The Sabre gave small shakes each time it touched the edge of a stall, and each time he had to drop the nose a fraction to maintain the glide. He picked out a small clearing. It would have to do. He had just enough time to take a deep breath as the ground rushed up to meet him.
An explosion of dirt rushed over the canopy, blocking his view with rich red soil. Hedgebot tumbled over his shoulder and struck the metal frame with a sickening crunch.
The Sabre skidded forward for a long time. He hit something hard, maybe a boulder, that sent the ship bouncing and spinning again. There was a loud crack as he plowed into something else—a tree?—and Elya’s helmet smashed against the side of the cockpit, darkness crowding the edge of his vision.
And then there was stillness cut only by the sound of his own ragged breathing.
The darkness receded. In its place rose a keen, gurgling nausea. Smoke filled the cockpit, making him cough. He tried to discern his surroundings. There were thin patches of blue sky visible through the soil-covered canopy, trees in the distance, and dirt piled high against the windows. He tried to open the canopy, but it was stuck.
Beep-boop, Hedgebot beeped from the floor. Elya sighed in relief. They’d made it down alive, both of them. And he’d like to keep it that way.

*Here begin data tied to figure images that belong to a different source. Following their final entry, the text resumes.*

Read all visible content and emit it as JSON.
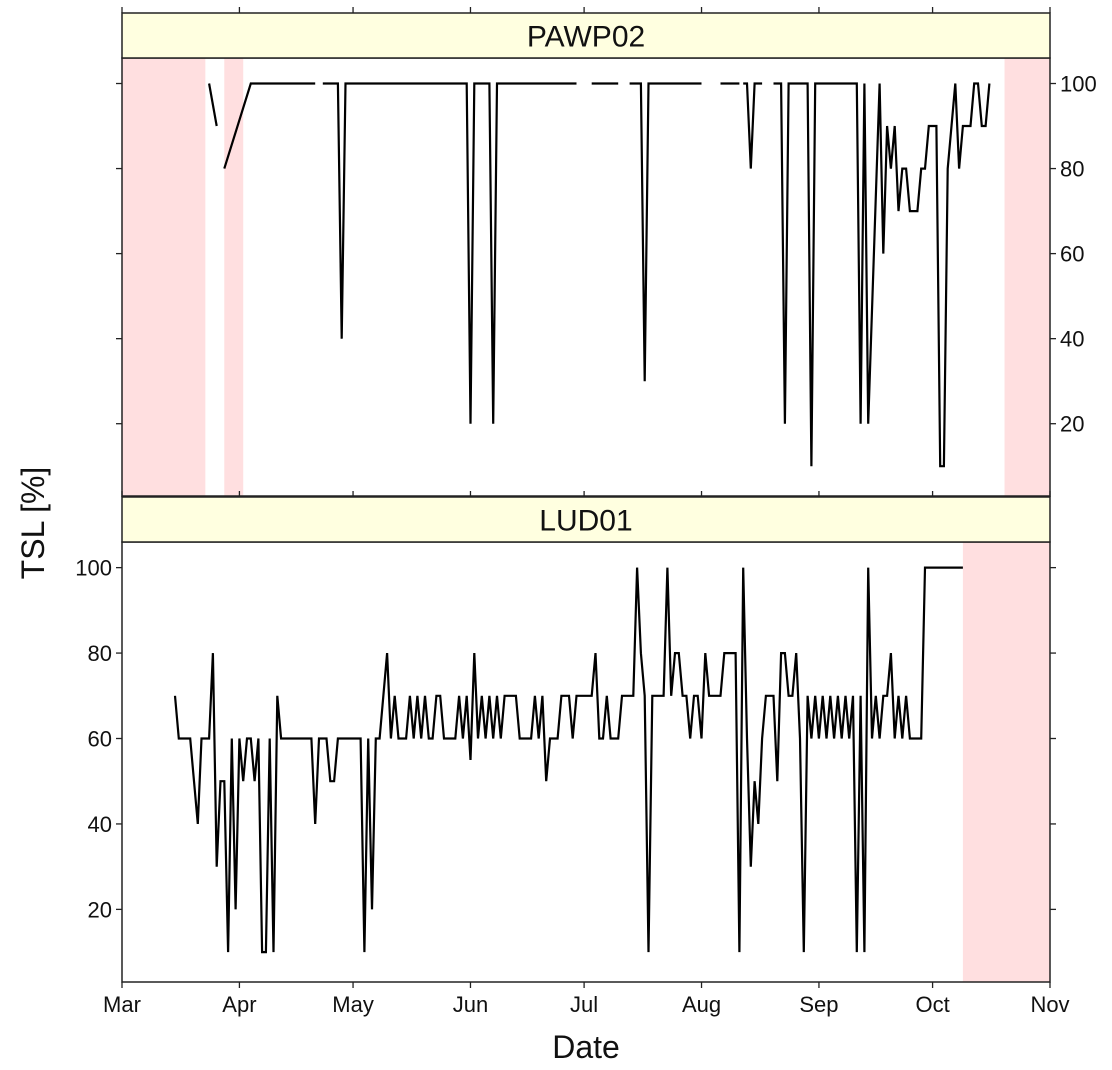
{
  "chart_data": {
    "type": "line",
    "xlabel": "Date",
    "ylabel": "TSL [%]",
    "x_axis": {
      "type": "date",
      "range": [
        "2016-03-01",
        "2016-11-01"
      ],
      "ticks": [
        {
          "date": "2016-03-01",
          "label": "Mar"
        },
        {
          "date": "2016-04-01",
          "label": "Apr"
        },
        {
          "date": "2016-05-01",
          "label": "May"
        },
        {
          "date": "2016-06-01",
          "label": "Jun"
        },
        {
          "date": "2016-07-01",
          "label": "Jul"
        },
        {
          "date": "2016-08-01",
          "label": "Aug"
        },
        {
          "date": "2016-09-01",
          "label": "Sep"
        },
        {
          "date": "2016-10-01",
          "label": "Oct"
        },
        {
          "date": "2016-11-01",
          "label": "Nov"
        }
      ]
    },
    "y_axis": {
      "range": [
        3,
        106
      ],
      "ticks": [
        20,
        40,
        60,
        80,
        100
      ]
    },
    "grid": false,
    "colors": {
      "line": "#000000",
      "shading": "#ffdfe0",
      "strip": "#ffffe0"
    },
    "panels": [
      {
        "label": "PAWP02",
        "y_axis_side": "right",
        "shaded_periods": [
          [
            "2016-03-01",
            "2016-03-23"
          ],
          [
            "2016-03-28",
            "2016-04-02"
          ],
          [
            "2016-10-20",
            "2016-11-01"
          ]
        ],
        "segments": [
          [
            [
              "2016-03-24",
              100
            ],
            [
              "2016-03-26",
              90
            ]
          ],
          [
            [
              "2016-03-28",
              80
            ],
            [
              "2016-04-04",
              100
            ],
            [
              "2016-04-21",
              100
            ]
          ],
          [
            [
              "2016-04-23",
              100
            ],
            [
              "2016-04-27",
              100
            ],
            [
              "2016-04-28",
              40
            ],
            [
              "2016-04-29",
              100
            ],
            [
              "2016-05-31",
              100
            ],
            [
              "2016-06-01",
              20
            ],
            [
              "2016-06-02",
              100
            ],
            [
              "2016-06-06",
              100
            ],
            [
              "2016-06-07",
              20
            ],
            [
              "2016-06-08",
              100
            ],
            [
              "2016-06-29",
              100
            ]
          ],
          [
            [
              "2016-07-03",
              100
            ],
            [
              "2016-07-10",
              100
            ]
          ],
          [
            [
              "2016-07-13",
              100
            ],
            [
              "2016-07-16",
              100
            ],
            [
              "2016-07-17",
              30
            ],
            [
              "2016-07-18",
              100
            ],
            [
              "2016-08-01",
              100
            ]
          ],
          [
            [
              "2016-08-06",
              100
            ],
            [
              "2016-08-11",
              100
            ]
          ],
          [
            [
              "2016-08-12",
              100
            ],
            [
              "2016-08-13",
              100
            ],
            [
              "2016-08-14",
              80
            ],
            [
              "2016-08-15",
              100
            ],
            [
              "2016-08-17",
              100
            ]
          ],
          [
            [
              "2016-08-20",
              100
            ],
            [
              "2016-08-22",
              100
            ],
            [
              "2016-08-23",
              20
            ],
            [
              "2016-08-24",
              100
            ],
            [
              "2016-08-29",
              100
            ],
            [
              "2016-08-30",
              10
            ],
            [
              "2016-08-31",
              100
            ],
            [
              "2016-09-11",
              100
            ],
            [
              "2016-09-12",
              20
            ],
            [
              "2016-09-13",
              100
            ],
            [
              "2016-09-14",
              20
            ],
            [
              "2016-09-17",
              100
            ],
            [
              "2016-09-18",
              60
            ],
            [
              "2016-09-19",
              90
            ],
            [
              "2016-09-20",
              80
            ],
            [
              "2016-09-21",
              90
            ],
            [
              "2016-09-22",
              70
            ],
            [
              "2016-09-23",
              80
            ],
            [
              "2016-09-24",
              80
            ],
            [
              "2016-09-25",
              70
            ],
            [
              "2016-09-27",
              70
            ],
            [
              "2016-09-28",
              80
            ],
            [
              "2016-09-29",
              80
            ],
            [
              "2016-09-30",
              90
            ],
            [
              "2016-10-02",
              90
            ],
            [
              "2016-10-03",
              10
            ],
            [
              "2016-10-04",
              10
            ],
            [
              "2016-10-05",
              80
            ],
            [
              "2016-10-07",
              100
            ],
            [
              "2016-10-08",
              80
            ],
            [
              "2016-10-09",
              90
            ],
            [
              "2016-10-11",
              90
            ],
            [
              "2016-10-12",
              100
            ],
            [
              "2016-10-13",
              100
            ],
            [
              "2016-10-14",
              90
            ],
            [
              "2016-10-15",
              90
            ],
            [
              "2016-10-16",
              100
            ]
          ]
        ]
      },
      {
        "label": "LUD01",
        "y_axis_side": "left",
        "shaded_periods": [
          [
            "2016-10-09",
            "2016-11-01"
          ]
        ],
        "segments": [
          [
            [
              "2016-03-15",
              70
            ],
            [
              "2016-03-16",
              60
            ],
            [
              "2016-03-19",
              60
            ],
            [
              "2016-03-21",
              40
            ],
            [
              "2016-03-22",
              60
            ],
            [
              "2016-03-24",
              60
            ],
            [
              "2016-03-25",
              80
            ],
            [
              "2016-03-26",
              30
            ],
            [
              "2016-03-27",
              50
            ],
            [
              "2016-03-28",
              50
            ],
            [
              "2016-03-29",
              10
            ],
            [
              "2016-03-30",
              60
            ],
            [
              "2016-03-31",
              20
            ],
            [
              "2016-04-01",
              60
            ],
            [
              "2016-04-02",
              50
            ],
            [
              "2016-04-03",
              60
            ],
            [
              "2016-04-04",
              60
            ],
            [
              "2016-04-05",
              50
            ],
            [
              "2016-04-06",
              60
            ],
            [
              "2016-04-07",
              10
            ],
            [
              "2016-04-08",
              10
            ],
            [
              "2016-04-09",
              60
            ],
            [
              "2016-04-10",
              10
            ],
            [
              "2016-04-11",
              70
            ],
            [
              "2016-04-12",
              60
            ],
            [
              "2016-04-20",
              60
            ],
            [
              "2016-04-21",
              40
            ],
            [
              "2016-04-22",
              60
            ],
            [
              "2016-04-24",
              60
            ],
            [
              "2016-04-25",
              50
            ],
            [
              "2016-04-26",
              50
            ],
            [
              "2016-04-27",
              60
            ],
            [
              "2016-05-03",
              60
            ],
            [
              "2016-05-04",
              10
            ],
            [
              "2016-05-05",
              60
            ],
            [
              "2016-05-06",
              20
            ],
            [
              "2016-05-07",
              60
            ],
            [
              "2016-05-08",
              60
            ],
            [
              "2016-05-10",
              80
            ],
            [
              "2016-05-11",
              60
            ],
            [
              "2016-05-12",
              70
            ],
            [
              "2016-05-13",
              60
            ],
            [
              "2016-05-15",
              60
            ],
            [
              "2016-05-16",
              70
            ],
            [
              "2016-05-17",
              60
            ],
            [
              "2016-05-18",
              70
            ],
            [
              "2016-05-19",
              60
            ],
            [
              "2016-05-20",
              70
            ],
            [
              "2016-05-21",
              60
            ],
            [
              "2016-05-22",
              60
            ],
            [
              "2016-05-23",
              70
            ],
            [
              "2016-05-24",
              70
            ],
            [
              "2016-05-25",
              60
            ],
            [
              "2016-05-28",
              60
            ],
            [
              "2016-05-29",
              70
            ],
            [
              "2016-05-30",
              60
            ],
            [
              "2016-05-31",
              70
            ],
            [
              "2016-06-01",
              55
            ],
            [
              "2016-06-02",
              80
            ],
            [
              "2016-06-03",
              60
            ],
            [
              "2016-06-04",
              70
            ],
            [
              "2016-06-05",
              60
            ],
            [
              "2016-06-06",
              70
            ],
            [
              "2016-06-07",
              60
            ],
            [
              "2016-06-08",
              70
            ],
            [
              "2016-06-09",
              60
            ],
            [
              "2016-06-10",
              70
            ],
            [
              "2016-06-13",
              70
            ],
            [
              "2016-06-14",
              60
            ],
            [
              "2016-06-17",
              60
            ],
            [
              "2016-06-18",
              70
            ],
            [
              "2016-06-19",
              60
            ],
            [
              "2016-06-20",
              70
            ],
            [
              "2016-06-21",
              50
            ],
            [
              "2016-06-22",
              60
            ],
            [
              "2016-06-24",
              60
            ],
            [
              "2016-06-25",
              70
            ],
            [
              "2016-06-27",
              70
            ],
            [
              "2016-06-28",
              60
            ],
            [
              "2016-06-29",
              70
            ],
            [
              "2016-07-03",
              70
            ],
            [
              "2016-07-04",
              80
            ],
            [
              "2016-07-05",
              60
            ],
            [
              "2016-07-06",
              60
            ],
            [
              "2016-07-07",
              70
            ],
            [
              "2016-07-08",
              60
            ],
            [
              "2016-07-10",
              60
            ],
            [
              "2016-07-11",
              70
            ],
            [
              "2016-07-14",
              70
            ],
            [
              "2016-07-15",
              100
            ],
            [
              "2016-07-16",
              80
            ],
            [
              "2016-07-17",
              70
            ],
            [
              "2016-07-18",
              10
            ],
            [
              "2016-07-19",
              70
            ],
            [
              "2016-07-22",
              70
            ],
            [
              "2016-07-23",
              100
            ],
            [
              "2016-07-24",
              70
            ],
            [
              "2016-07-25",
              80
            ],
            [
              "2016-07-26",
              80
            ],
            [
              "2016-07-27",
              70
            ],
            [
              "2016-07-28",
              70
            ],
            [
              "2016-07-29",
              60
            ],
            [
              "2016-07-30",
              70
            ],
            [
              "2016-07-31",
              70
            ],
            [
              "2016-08-01",
              60
            ],
            [
              "2016-08-02",
              80
            ],
            [
              "2016-08-03",
              70
            ],
            [
              "2016-08-06",
              70
            ],
            [
              "2016-08-07",
              80
            ],
            [
              "2016-08-10",
              80
            ],
            [
              "2016-08-11",
              10
            ],
            [
              "2016-08-12",
              100
            ],
            [
              "2016-08-13",
              60
            ],
            [
              "2016-08-14",
              30
            ],
            [
              "2016-08-15",
              50
            ],
            [
              "2016-08-16",
              40
            ],
            [
              "2016-08-17",
              60
            ],
            [
              "2016-08-18",
              70
            ],
            [
              "2016-08-20",
              70
            ],
            [
              "2016-08-21",
              50
            ],
            [
              "2016-08-22",
              80
            ],
            [
              "2016-08-23",
              80
            ],
            [
              "2016-08-24",
              70
            ],
            [
              "2016-08-25",
              70
            ],
            [
              "2016-08-26",
              80
            ],
            [
              "2016-08-27",
              60
            ],
            [
              "2016-08-28",
              10
            ],
            [
              "2016-08-29",
              70
            ],
            [
              "2016-08-30",
              60
            ],
            [
              "2016-08-31",
              70
            ],
            [
              "2016-09-01",
              60
            ],
            [
              "2016-09-02",
              70
            ],
            [
              "2016-09-03",
              60
            ],
            [
              "2016-09-04",
              70
            ],
            [
              "2016-09-05",
              60
            ],
            [
              "2016-09-06",
              70
            ],
            [
              "2016-09-07",
              60
            ],
            [
              "2016-09-08",
              70
            ],
            [
              "2016-09-09",
              60
            ],
            [
              "2016-09-10",
              70
            ],
            [
              "2016-09-11",
              10
            ],
            [
              "2016-09-12",
              70
            ],
            [
              "2016-09-13",
              10
            ],
            [
              "2016-09-14",
              100
            ],
            [
              "2016-09-15",
              60
            ],
            [
              "2016-09-16",
              70
            ],
            [
              "2016-09-17",
              60
            ],
            [
              "2016-09-18",
              70
            ],
            [
              "2016-09-19",
              70
            ],
            [
              "2016-09-20",
              80
            ],
            [
              "2016-09-21",
              60
            ],
            [
              "2016-09-22",
              70
            ],
            [
              "2016-09-23",
              60
            ],
            [
              "2016-09-24",
              70
            ],
            [
              "2016-09-25",
              60
            ],
            [
              "2016-09-28",
              60
            ],
            [
              "2016-09-29",
              100
            ],
            [
              "2016-10-09",
              100
            ]
          ]
        ]
      }
    ]
  }
}
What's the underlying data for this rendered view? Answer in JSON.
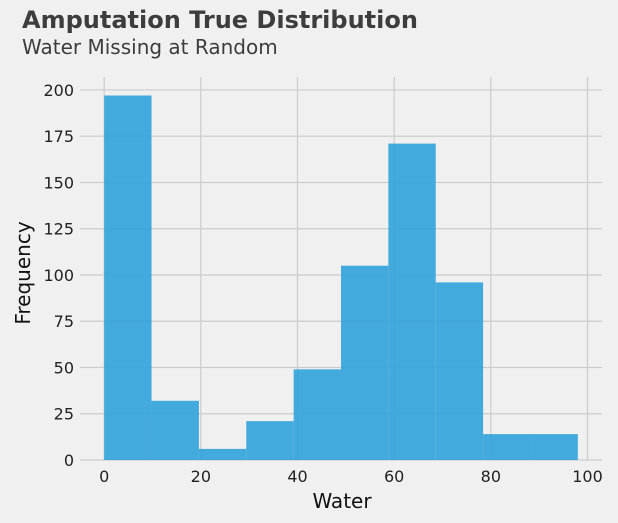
{
  "title": "Amputation True Distribution",
  "subtitle": "Water Missing at Random",
  "chart_data": {
    "type": "bar",
    "title": "Amputation True Distribution",
    "subtitle": "Water Missing at Random",
    "xlabel": "Water",
    "ylabel": "Frequency",
    "bin_edges": [
      0,
      9.8,
      19.6,
      29.4,
      39.2,
      49,
      58.8,
      68.6,
      78.4,
      88.2,
      98
    ],
    "values": [
      197,
      32,
      6,
      21,
      49,
      105,
      171,
      96,
      14,
      14
    ],
    "xlim": [
      -5,
      103
    ],
    "ylim": [
      0,
      207
    ],
    "xticks": [
      0,
      20,
      40,
      60,
      80,
      100
    ],
    "yticks": [
      0,
      25,
      50,
      75,
      100,
      125,
      150,
      175,
      200
    ],
    "grid": true,
    "bar_color": "#30a2da"
  }
}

A panel of safety glass at his right protected a standard-issue SB-44 Imperial Blaster and a multi-use hatchet combo tool. Somehow it hadn’t been broken in the crash. He flipped open the protective lid and pressed a button that caused spiderweb cracks to shoot through the glass. Cracks were then pumped full of a clear liquid which, in turn, dissolved the glass into a pile of sand.
Elya swept the silicate grains aside with a shaking, gloved hand. He removed the hatchet, spun it around, and used the handle to pry the canopy loo
se until he’d formed a crack big enough for Hedgebot to pass through.
Hedgebot slipped out and limped crookedly away from the Sabre, pulsing yellow-orange. Elya gave it a moment to do its thing while he tried to calm himself. Hedgebot was measuring the atmospheric pressure and gravity, checking the air for toxic elements, and reporting the results back to Elya’s tab. He didn’t know where his tab was, though. A lot of good that did. He rooted around until he located it under his seat.
The tab was dead, its screen cracked. He dropped it back to the floor.
Hedgebot glowed blue, indicating that their surroundings were safe, at least for the moment. Elya felt his whole body sag in relief. He wouldn’t be able to see the specific results of the bot’s measurements, but he’d long ago come to trust his little hedgehog-shaped companion. The blue light was good enough for him.
Elya used the hatchet’s butt to pry open the crack in the lid of the starfighter, releasing the rest of the canopy. Its powered hinges finally activated and did some of the lifting for him. Then, holding the blaster in one hand and the combo tool in the other, he stuck his own helmeted head through the opening.
Elya’s starfighter seemed to be alone in a clearing, or rather, buried in the treeline at the edge of it. There was some screaming and yelling in the distance, but it wasn’t close enough to locate its source. He pulled his head back inside. There was one more thing he needed to do first.
The Kryl drones which must have followed him to the moon’s surface and bombed the spaceport would continue their search, eventually finding his Sabre and coming for it. Standard operating procedure was clear. Elya’s task now was to scuttle the Sabre so that the enemy couldn’t use it, either for its weapons or any intelligence they could glean from it.